The second, with the use of data augmentation; (e) and (f) depict the graphs with the use of data augmentation for the dataset 1; (g) and (h) depict the graphs with the use of data augmentation for the dataset 2.

6.2 Justification

For training and validation of the model, two different datasets (chest X-rays images) were taken into consideration to demonstrate a comparative study which ensued in a better visualization on how the chosen algorithm (CNN) works. The model trained without data augmentation has resulted into overfitting in Table 2.

Table 2 Model performance without data augmentation

This model when introduced with data augmentation as it is about fabricating more data from the data we actually got, adding variance without losing the information the data carries. Doing this reduces the risk of overfitting, and generally, the accuracy on unseen data can be improved [16] in Table 3.

Table 3 Performance of the model with data augmentation

6.3 Free-Form Visualization

In this paper, to evaluate the trained model, we tested it on five hundred random images from the test dataset. The rationale behind is to interrogate how our model performs when introduced to unseen dataset (images). The final results from both the datasets are below as Fig. 6a–d.

Fig. 6
Four photos labeled a, b, c, and d of the chest X-ray. Photos a and b are for datasets 1. Photos c and d are for dataset 2. Photo a display the least shaded lungs.

a Result for dataset 1. b Result for dataset 1. c Result for dataset 2. d Result for dataset 2

7 Conclusion

In the current paper, pre-training and the detection of lung disease became a great aid using convolutional neural network (CNNs). CNNs have three layers designed for the ease of detecting diseases at medical diagnostics. Hence, sliding filters over the input multiple times make the process worth determining the results earlier. According to the research, a lot of papers have been issued on lung diseases. The emergence of various lung diseases such as asthma, COPD and infections like influenza, pneumonia, lung cancer and so on has made it essential for the improvement and amplification of the technology and designing such early disease prediction models using deep learning.

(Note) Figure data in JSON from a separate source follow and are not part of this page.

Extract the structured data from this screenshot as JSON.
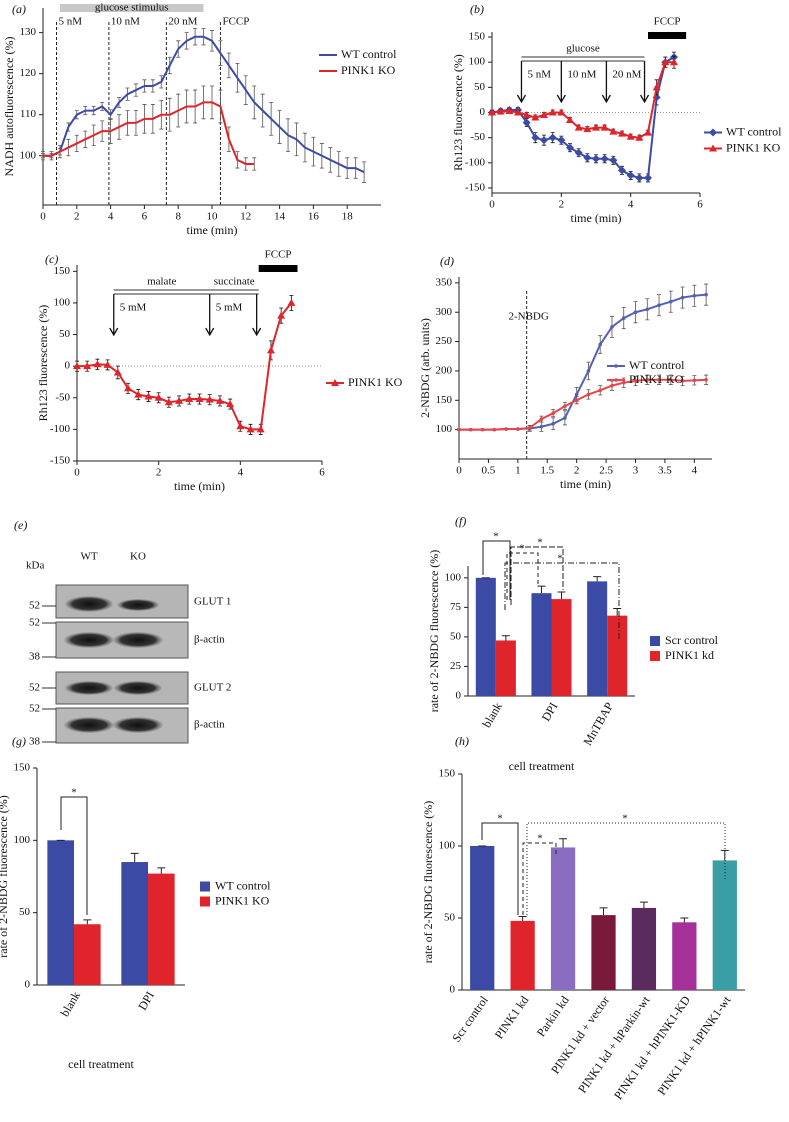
{
  "chart_data": [
    {
      "type": "line",
      "panel": "(a)",
      "xlabel": "time (min)",
      "ylabel": "NADH  autofluorescence (%)",
      "xlim": [
        0,
        20
      ],
      "ylim": [
        88,
        136
      ],
      "xticks": [
        0,
        2,
        4,
        6,
        8,
        10,
        12,
        14,
        16,
        18
      ],
      "yticks": [
        100,
        110,
        120,
        130
      ],
      "legend": "upper right",
      "series": [
        {
          "name": "WT control",
          "color": "#3d4ba6",
          "marker": "none",
          "x": [
            0,
            0.5,
            1,
            1.5,
            2,
            2.5,
            3,
            3.5,
            4,
            4.5,
            5,
            5.5,
            6,
            6.5,
            7,
            7.5,
            8,
            8.5,
            9,
            9.5,
            10,
            10.5,
            11,
            11.5,
            12,
            12.5,
            13,
            13.5,
            14,
            14.5,
            15,
            15.5,
            16,
            16.5,
            17,
            17.5,
            18,
            18.5,
            19
          ],
          "values": [
            100,
            100,
            101,
            107,
            110,
            111,
            111,
            112,
            110,
            113,
            115,
            116,
            117,
            117,
            118,
            122,
            126,
            128,
            129,
            129,
            128,
            125,
            122,
            119,
            116,
            113,
            111,
            109,
            107,
            105,
            104,
            102,
            101,
            100,
            99,
            98,
            97,
            97,
            96
          ],
          "errors": [
            0.5,
            0.5,
            0.8,
            1,
            1,
            1,
            1,
            1,
            1.2,
            1.2,
            1.5,
            1.5,
            1.5,
            1.5,
            1.5,
            2,
            2,
            2,
            2,
            2,
            2.5,
            3,
            3,
            3.5,
            3.5,
            4,
            4,
            4,
            4,
            4,
            4,
            3.5,
            3.5,
            3,
            3,
            3,
            2.5,
            2.5,
            2.5
          ]
        },
        {
          "name": "PINK1 KO",
          "color": "#e0242b",
          "marker": "none",
          "x": [
            0,
            0.5,
            1,
            1.5,
            2,
            2.5,
            3,
            3.5,
            4,
            4.5,
            5,
            5.5,
            6,
            6.5,
            7,
            7.5,
            8,
            8.5,
            9,
            9.5,
            10,
            10.5,
            11,
            11.5,
            12,
            12.5
          ],
          "values": [
            100,
            100,
            101,
            102,
            103,
            104,
            105,
            106,
            106,
            107,
            108,
            108,
            109,
            109,
            110,
            110,
            111,
            112,
            112,
            113,
            113,
            112,
            104,
            99,
            98,
            98
          ],
          "errors": [
            1,
            1,
            1.5,
            2,
            2,
            2,
            2.5,
            2.5,
            3,
            3,
            3,
            3,
            3.5,
            3.5,
            3.5,
            4,
            4,
            4,
            4,
            4,
            4,
            4,
            3,
            2,
            1.5,
            1.5
          ]
        }
      ],
      "bars": [
        {
          "label": "glucose stimulus",
          "x": [
            1,
            9.5
          ],
          "style": "gray"
        }
      ],
      "events": [
        {
          "label": "5 nM",
          "x": 0.8,
          "style": "dashed"
        },
        {
          "label": "10 nM",
          "x": 3.9,
          "style": "dashed"
        },
        {
          "label": "20 nM",
          "x": 7.3,
          "style": "dashed"
        },
        {
          "label": "FCCP",
          "x": 10.5,
          "style": "dashed"
        }
      ]
    },
    {
      "type": "line",
      "panel": "(b)",
      "xlabel": "time (min)",
      "ylabel": "Rh123 fluorescence (%)",
      "xlim": [
        0,
        6
      ],
      "ylim": [
        -160,
        160
      ],
      "xticks": [
        0,
        2,
        4,
        6
      ],
      "yticks": [
        150,
        100,
        50,
        0,
        -50,
        -100,
        -150
      ],
      "legend": "right",
      "zero_line": true,
      "series": [
        {
          "name": "WT control",
          "color": "#3d4ba6",
          "marker": "diamond",
          "x": [
            0,
            0.25,
            0.5,
            0.75,
            1,
            1.25,
            1.5,
            1.75,
            2,
            2.25,
            2.5,
            2.75,
            3,
            3.25,
            3.5,
            3.75,
            4,
            4.25,
            4.5,
            4.75,
            5,
            5.25
          ],
          "values": [
            0,
            3,
            5,
            5,
            -20,
            -50,
            -55,
            -50,
            -55,
            -70,
            -80,
            -90,
            -92,
            -92,
            -95,
            -115,
            -125,
            -130,
            -130,
            30,
            100,
            110
          ],
          "errors": [
            5,
            5,
            5,
            5,
            8,
            10,
            10,
            10,
            8,
            8,
            8,
            8,
            8,
            8,
            8,
            8,
            8,
            8,
            8,
            15,
            10,
            10
          ]
        },
        {
          "name": "PINK1 KO",
          "color": "#e0242b",
          "marker": "triangle",
          "x": [
            0,
            0.25,
            0.5,
            0.75,
            1,
            1.25,
            1.5,
            1.75,
            2,
            2.25,
            2.5,
            2.75,
            3,
            3.25,
            3.5,
            3.75,
            4,
            4.25,
            4.5,
            4.75,
            5,
            5.25
          ],
          "values": [
            0,
            2,
            3,
            0,
            -5,
            -10,
            -5,
            0,
            0,
            -15,
            -30,
            -33,
            -30,
            -30,
            -38,
            -42,
            -48,
            -50,
            -40,
            50,
            100,
            100
          ],
          "errors": [
            4,
            4,
            4,
            4,
            5,
            5,
            5,
            5,
            5,
            5,
            5,
            5,
            5,
            5,
            5,
            5,
            5,
            5,
            5,
            15,
            10,
            12
          ]
        }
      ],
      "bars": [
        {
          "label": "glucose",
          "x": [
            0.85,
            4.4
          ],
          "style": "double"
        },
        {
          "label": "FCCP",
          "x": [
            4.5,
            5.6
          ],
          "style": "black"
        }
      ],
      "events": [
        {
          "label": "5 nM",
          "x": 0.85,
          "style": "arrow"
        },
        {
          "label": "10 nM",
          "x": 2,
          "style": "arrow"
        },
        {
          "label": "20 nM",
          "x": 3.3,
          "style": "arrow"
        },
        {
          "x": 4.4,
          "style": "arrow"
        }
      ]
    },
    {
      "type": "line",
      "panel": "(c)",
      "xlabel": "time (min)",
      "ylabel": "Rh123 fluorescence (%)",
      "xlim": [
        0,
        6
      ],
      "ylim": [
        -150,
        160
      ],
      "xticks": [
        0,
        2,
        4,
        6
      ],
      "yticks": [
        150,
        100,
        50,
        0,
        -50,
        -100,
        -150
      ],
      "legend": "right",
      "zero_line": true,
      "series": [
        {
          "name": "PINK1 KO",
          "color": "#e0242b",
          "marker": "triangle",
          "x": [
            0,
            0.25,
            0.5,
            0.75,
            1,
            1.25,
            1.5,
            1.75,
            2,
            2.25,
            2.5,
            2.75,
            3,
            3.25,
            3.5,
            3.75,
            4,
            4.25,
            4.5,
            4.75,
            5,
            5.25
          ],
          "values": [
            0,
            0,
            3,
            2,
            -10,
            -35,
            -45,
            -48,
            -50,
            -57,
            -55,
            -52,
            -52,
            -53,
            -55,
            -60,
            -95,
            -100,
            -100,
            25,
            80,
            100
          ],
          "errors": [
            8,
            8,
            8,
            8,
            10,
            8,
            8,
            8,
            8,
            8,
            8,
            8,
            8,
            8,
            8,
            8,
            8,
            8,
            8,
            15,
            12,
            12
          ]
        }
      ],
      "bars": [
        {
          "label": "malate",
          "x": [
            0.9,
            3.25
          ],
          "style": "double"
        },
        {
          "label": "succinate",
          "x": [
            3.25,
            4.45
          ],
          "style": "double"
        },
        {
          "label": "FCCP",
          "x": [
            4.45,
            5.4
          ],
          "style": "black"
        }
      ],
      "events": [
        {
          "label": "5 mM",
          "x": 0.9,
          "style": "arrow"
        },
        {
          "label": "5 mM",
          "x": 3.25,
          "style": "arrow"
        },
        {
          "x": 4.4,
          "style": "arrow"
        }
      ]
    },
    {
      "type": "line",
      "panel": "(d)",
      "xlabel": "time (min)",
      "ylabel": "2-NBDG (arb. units)",
      "xlim": [
        0,
        4.3
      ],
      "ylim": [
        50,
        360
      ],
      "xticks": [
        0,
        0.5,
        1,
        1.5,
        2,
        2.5,
        3,
        3.5,
        4
      ],
      "yticks": [
        100,
        150,
        200,
        250,
        300,
        350
      ],
      "legend": "center right",
      "series": [
        {
          "name": "WT control",
          "color": "#5560b5",
          "marker": "circle",
          "x": [
            0,
            0.2,
            0.4,
            0.6,
            0.8,
            1,
            1.2,
            1.4,
            1.6,
            1.8,
            2,
            2.2,
            2.4,
            2.6,
            2.8,
            3,
            3.2,
            3.4,
            3.6,
            3.8,
            4,
            4.2
          ],
          "values": [
            100,
            100,
            100,
            100,
            101,
            101,
            102,
            105,
            110,
            120,
            160,
            200,
            245,
            275,
            290,
            300,
            305,
            312,
            318,
            325,
            328,
            330
          ],
          "errors": [
            1,
            1,
            1,
            1,
            1,
            1,
            5,
            8,
            10,
            12,
            12,
            15,
            15,
            18,
            18,
            18,
            18,
            18,
            18,
            18,
            18,
            18
          ]
        },
        {
          "name": "PINK1 KO",
          "color": "#e8454a",
          "marker": "circle",
          "x": [
            0,
            0.2,
            0.4,
            0.6,
            0.8,
            1,
            1.2,
            1.4,
            1.6,
            1.8,
            2,
            2.2,
            2.4,
            2.6,
            2.8,
            3,
            3.2,
            3.4,
            3.6,
            3.8,
            4,
            4.2
          ],
          "values": [
            100,
            100,
            100,
            100,
            101,
            101,
            103,
            118,
            128,
            140,
            150,
            160,
            167,
            175,
            180,
            183,
            185,
            185,
            185,
            183,
            184,
            185
          ],
          "errors": [
            1,
            1,
            1,
            1,
            1,
            1,
            4,
            5,
            6,
            6,
            6,
            8,
            8,
            8,
            8,
            8,
            8,
            8,
            8,
            8,
            8,
            8
          ]
        }
      ],
      "events": [
        {
          "label": "2-NBDG",
          "x": 1.15,
          "style": "dashed"
        }
      ]
    },
    {
      "type": "bar",
      "panel": "(f)",
      "xlabel": "cell treatment",
      "ylabel": "rate of 2-NBDG fluorescence (%)",
      "ylim": [
        0,
        110
      ],
      "yticks": [
        0,
        25,
        50,
        75,
        100
      ],
      "legend": "right",
      "categories": [
        "blank",
        "DPI",
        "MnTBAP"
      ],
      "series": [
        {
          "name": "Scr control",
          "color": "#3a4aa5",
          "values": [
            100,
            87,
            97
          ],
          "errors": [
            0,
            6,
            4
          ]
        },
        {
          "name": "PINK1 kd",
          "color": "#e0242b",
          "values": [
            47,
            82,
            68
          ],
          "errors": [
            4,
            6,
            6
          ]
        }
      ],
      "significance": [
        "*",
        "*",
        "*",
        "*"
      ]
    },
    {
      "type": "bar",
      "panel": "(g)",
      "xlabel": "cell treatment",
      "ylabel": "rate of 2-NBDG fluorescence (%)",
      "ylim": [
        0,
        150
      ],
      "yticks": [
        0,
        50,
        100,
        150
      ],
      "legend": "right",
      "categories": [
        "blank",
        "DPI"
      ],
      "series": [
        {
          "name": "WT control",
          "color": "#3a4aa5",
          "values": [
            100,
            85
          ],
          "errors": [
            0,
            6
          ]
        },
        {
          "name": "PINK1 KO",
          "color": "#e0242b",
          "values": [
            42,
            77
          ],
          "errors": [
            3,
            4
          ]
        }
      ],
      "significance": [
        "*"
      ]
    },
    {
      "type": "bar",
      "panel": "(h)",
      "ylabel": "rate of 2-NBDG fluorescence (%)",
      "ylim": [
        0,
        150
      ],
      "yticks": [
        0,
        50,
        100,
        150
      ],
      "categories": [
        "Scr control",
        "PINK1 kd",
        "Parkin kd",
        "PINK1 kd + vector",
        "PINK1 kd + hParkin-wt",
        "PINK1 kd + hPINK1-KD",
        "PINK1 kd + hPINK1-wt"
      ],
      "series": [
        {
          "colors": [
            "#3a4aa5",
            "#e0242b",
            "#8a6cc0",
            "#7a1a3a",
            "#5b2a5e",
            "#a4309a",
            "#3a9ea5"
          ],
          "values": [
            100,
            48,
            99,
            52,
            57,
            47,
            90
          ],
          "errors": [
            0,
            3,
            6,
            5,
            4,
            3,
            7
          ]
        }
      ],
      "significance": [
        "*",
        "*",
        "*"
      ]
    }
  ],
  "blot": {
    "panel": "(e)",
    "unit": "kDa",
    "lanes": [
      "WT",
      "KO"
    ],
    "rows": [
      {
        "label": "GLUT 1",
        "markers": [
          "52"
        ]
      },
      {
        "label": "β-actin",
        "markers": [
          "52",
          "38"
        ]
      },
      {
        "label": "GLUT 2",
        "markers": [
          "52"
        ]
      },
      {
        "label": "β-actin",
        "markers": [
          "52",
          "38"
        ]
      }
    ]
  }
}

TensorFlow and Keras have also played an influential role in supporting backend of the CNN model. Since, raw medical images (X-ray images) contain a lot of trivial data; hence, best algorithms were used for feature extraction and data pre-processing. The use of two datasets gave proper understanding of how the results vary on a large scale such as hospitals. The choice of suitable algorithm made the task more efficient as CNN is considered to be one of the best algorithms that targets to achieve best results in detecting lung diseases. Within less iterations, CNN accomplished a good precision model also with less number of epochs. The results so far obtained demonstrate a fair performance of the CNN model used for this project. So, as a means to make the proposed CNN model through this paper to be actively used in hospitals and other medical diagnostics centres, further improvements can be made to achieve the accuracy to reach a peak point and also to detect lung diseases at a more precise level. This would serve a lot and is definitely going to make a difference in early diagnosis of lung diseases through its applications.